Last week I received some complaints and suggestions for the confessionals at St. Malachy Church. Unfortunately, I don’t fully understand the complaints, and they’re anonymous, so I can’t check with the plaintiffs. All this to say: As a matter of policy, I don’t usually respond to anonymous messages, and it’s best to identify yourself and provide contact information if you have complaints or suggestions.
                                                                                                                                    —Fr. Dave

Monday, April 1, 2019

Fourth Sunday of Lent - March 31, 2019

“Rejoice, O Jerusalem!”

The fourth Sunday of Lent, Laetare Sunday, falls roughly at the midpoint of our season of diligent fasting, prayer, and almsgiving.  It’s the traditional day for temporarily relaxing our discipline and indulging in more joyous activity, as signified by the option for rose-colored vestments at Mass.

The readings for the day capture that spirit of joy. In the first reading, the long suffering Hebrews at last enter the Promised Land and for the first time eat of its crops. In the Gospel, the compassionate father twice demands joy in almost identical words:

To the servants:
To the older son:
“Then let us celebrate with a feast,
because this son of mine was dead,
and has come to life again;
he was lost and has been found.”
“But now we must celebrate and rejoice,
because your brother was dead
and has come to life again;
he was lost and has been found.”

(At the 10:00 Mass at Holy Trinity, we get different readings, because that Mass is set aside for the scrutinies, preparing the catechumens for baptism at the Easter Vigil.)

So today’s a good day to allow yourself a little extra joy, shared with family, friends, neighbors, or especially your brothers and sisters in Christ.

Please note that full participation in the Safe Environment program is required for parish volunteers. I am grateful for your help,
but keeping your documents updated is not optional. Please renew them in a timely fashion, in advance of their expiration, or you
must withdraw from your work or ministry until you are newly compliant.  If you wish to begin the process for volunteering, or
have other questions, please call your parish office.

Holy Trinity Church features a choral concert this Sunday, March 31, at 4:00.

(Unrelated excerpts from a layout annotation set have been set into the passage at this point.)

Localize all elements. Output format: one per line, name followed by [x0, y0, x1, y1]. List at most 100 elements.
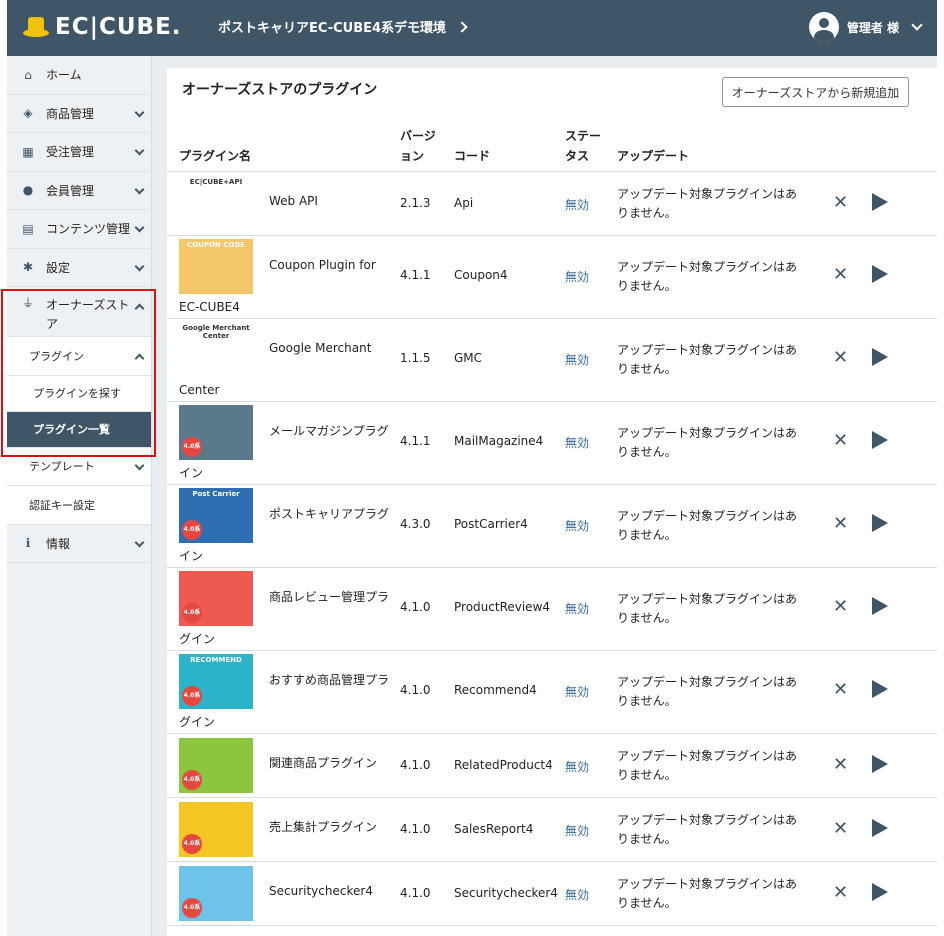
delete-icon[interactable]: ✕ [833, 754, 848, 775]
plugin-thumbnail: EC|CUBE+API [179, 176, 253, 231]
plugin-thumbnail: 4.0系対応 [179, 738, 253, 793]
plugin-update-text: アップデート対象プラグインはありません。 [617, 675, 798, 708]
plugin-version: 2.1.3 [400, 196, 431, 210]
user-avatar-icon [808, 12, 839, 42]
enable-play-icon[interactable] [872, 514, 888, 532]
chevron-down-icon [134, 222, 145, 233]
plugin-name-wrap: イン [179, 466, 204, 480]
delete-icon[interactable]: ✕ [833, 596, 848, 617]
enable-play-icon[interactable] [872, 819, 888, 837]
plugin-thumbnail: Post Carrier 4.0系対応 [179, 488, 253, 543]
plugin-status-link[interactable]: 無効 [565, 517, 589, 534]
table-header: プラグイン名 バージョン コード ステータス アップデート [167, 120, 937, 172]
shop-title-link[interactable]: ポストキャリアEC-CUBE4系デモ環境 [218, 17, 468, 36]
sidebar-item-label: 受注管理 [46, 145, 95, 160]
page-title: オーナーズストアのプラグイン [182, 82, 378, 98]
table-row: 4.0系対応 メールマガジンプラグ イン 4.1.1 MailMagazine4… [167, 402, 937, 485]
plugin-name: Securitychecker4 [269, 884, 373, 898]
plugin-status-link[interactable]: 無効 [565, 351, 589, 368]
sidebar-item-label: 認証キー設定 [29, 498, 95, 512]
chevron-right-icon [456, 20, 468, 33]
plugin-code: Coupon4 [454, 268, 508, 282]
plugin-update-text: アップデート対象プラグインはありません。 [617, 592, 798, 625]
plugin-status-link[interactable]: 無効 [565, 758, 589, 775]
top-bar: EC|CUBE. ポストキャリアEC-CUBE4系デモ環境 管理者 様 [7, 0, 937, 56]
enable-play-icon[interactable] [872, 883, 888, 901]
logo-text: EC|CUBE. [55, 14, 182, 40]
chevron-down-icon [134, 537, 145, 547]
delete-icon[interactable]: ✕ [833, 882, 848, 903]
plugin-status-link[interactable]: 無効 [565, 600, 589, 617]
sidebar-item-settings[interactable]: ✱ 設定 [7, 249, 151, 287]
plugin-update-text: アップデート対象プラグインはありません。 [617, 749, 798, 782]
chevron-down-icon [911, 19, 923, 31]
file-icon: ▤ [22, 221, 34, 236]
sidebar-item-label: 会員管理 [46, 183, 95, 198]
add-from-store-button[interactable]: オーナーズストアから新規追加 [722, 77, 909, 107]
cube-icon: ◈ [23, 106, 33, 121]
sidebar-item-label: 商品管理 [46, 106, 95, 121]
sidebar-item-contents[interactable]: ▤ コンテンツ管理 [7, 210, 151, 249]
plugin-status-link[interactable]: 無効 [565, 822, 589, 839]
enable-play-icon[interactable] [872, 431, 888, 449]
plugin-thumbnail: 4.0系対応 [179, 802, 253, 857]
version-badge: 4.0系対応 [182, 437, 202, 457]
user-menu[interactable]: 管理者 様 [808, 12, 923, 42]
sidebar-item-label: 情報 [46, 536, 71, 551]
enable-play-icon[interactable] [872, 348, 888, 366]
version-badge: 4.0系対応 [182, 603, 202, 623]
plugin-thumbnail: Google Merchant Center [179, 322, 253, 377]
plugin-name-wrap: グイン [179, 632, 216, 646]
plugin-status-link[interactable]: 無効 [565, 268, 589, 285]
chevron-down-icon [134, 460, 145, 470]
delete-icon[interactable]: ✕ [833, 513, 848, 534]
plugin-code: Securitychecker4 [454, 886, 558, 900]
plugin-status-link[interactable]: 無効 [565, 683, 589, 700]
plugin-version: 1.1.5 [400, 351, 431, 365]
plugin-code: Api [454, 196, 474, 210]
eccube-logo[interactable]: EC|CUBE. [23, 14, 182, 40]
plugin-name-wrap: グイン [179, 715, 216, 729]
sidebar-item-orders[interactable]: ▦ 受注管理 [7, 133, 151, 172]
plugin-status-link[interactable]: 無効 [565, 434, 589, 451]
delete-icon[interactable]: ✕ [833, 347, 848, 368]
delete-icon[interactable]: ✕ [833, 818, 848, 839]
sidebar-item-auth-key[interactable]: 認証キー設定 [7, 486, 151, 525]
enable-play-icon[interactable] [872, 680, 888, 698]
delete-icon[interactable]: ✕ [833, 679, 848, 700]
sidebar-item-info[interactable]: ℹ 情報 [7, 525, 151, 563]
plugin-update-text: アップデート対象プラグインはありません。 [617, 187, 798, 220]
plugin-name: 商品レビュー管理プラ [269, 590, 390, 604]
thumbnail-caption: Post Carrier [192, 490, 240, 498]
enable-play-icon[interactable] [872, 597, 888, 615]
home-icon: ⌂ [24, 67, 32, 82]
chevron-down-icon [134, 261, 145, 271]
enable-play-icon[interactable] [872, 755, 888, 773]
gear-icon: ✱ [22, 260, 34, 275]
chevron-down-icon [134, 107, 145, 117]
delete-icon[interactable]: ✕ [833, 192, 848, 213]
plugin-status-link[interactable]: 無効 [565, 196, 589, 213]
plugin-status-link[interactable]: 無効 [565, 886, 589, 903]
table-row: Google Merchant Center Google Merchant C… [167, 319, 937, 402]
plugin-name-wrap: Center [179, 383, 220, 397]
delete-icon[interactable]: ✕ [833, 264, 848, 285]
plugin-thumbnail: 4.0系対応 [179, 866, 253, 921]
cart-icon: ▦ [22, 144, 34, 159]
plugin-name: ポストキャリアプラグ [269, 507, 390, 521]
users-icon: ● [22, 183, 34, 198]
plugin-update-text: アップデート対象プラグインはありません。 [617, 260, 798, 293]
plugin-update-text: アップデート対象プラグインはありません。 [617, 877, 798, 910]
version-badge: 4.0系対応 [182, 834, 202, 854]
table-row: 4.0系対応 Securitychecker4 4.1.0 Securitych… [167, 862, 937, 926]
sidebar-item-products[interactable]: ◈ 商品管理 [7, 95, 151, 133]
enable-play-icon[interactable] [872, 265, 888, 283]
plugin-name: Google Merchant [269, 341, 372, 355]
plugin-code: ProductReview4 [454, 600, 551, 614]
sidebar-item-members[interactable]: ● 会員管理 [7, 172, 151, 210]
delete-icon[interactable]: ✕ [833, 430, 848, 451]
col-name: プラグイン名 [179, 149, 252, 163]
plugin-version: 4.1.0 [400, 886, 431, 900]
sidebar-item-home[interactable]: ⌂ ホーム [7, 56, 151, 95]
enable-play-icon[interactable] [872, 193, 888, 211]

Laurie Lanz, the music director at St. Malachy, informs me that the organ at that church is not functioning. I am unwilling
to replace it now, before we know more about parish consolidation and the future of our shared mission. I have asked
the finance council at St. Malachy to explore temporary accommodations. (I am proceeding with some improvements at
Holy Trinity only with monies long ago earmarked for specific projects. By proceeding with these, I am complying with the
earmarks and not rendering judgments about whether those improvements will serve our new mission.)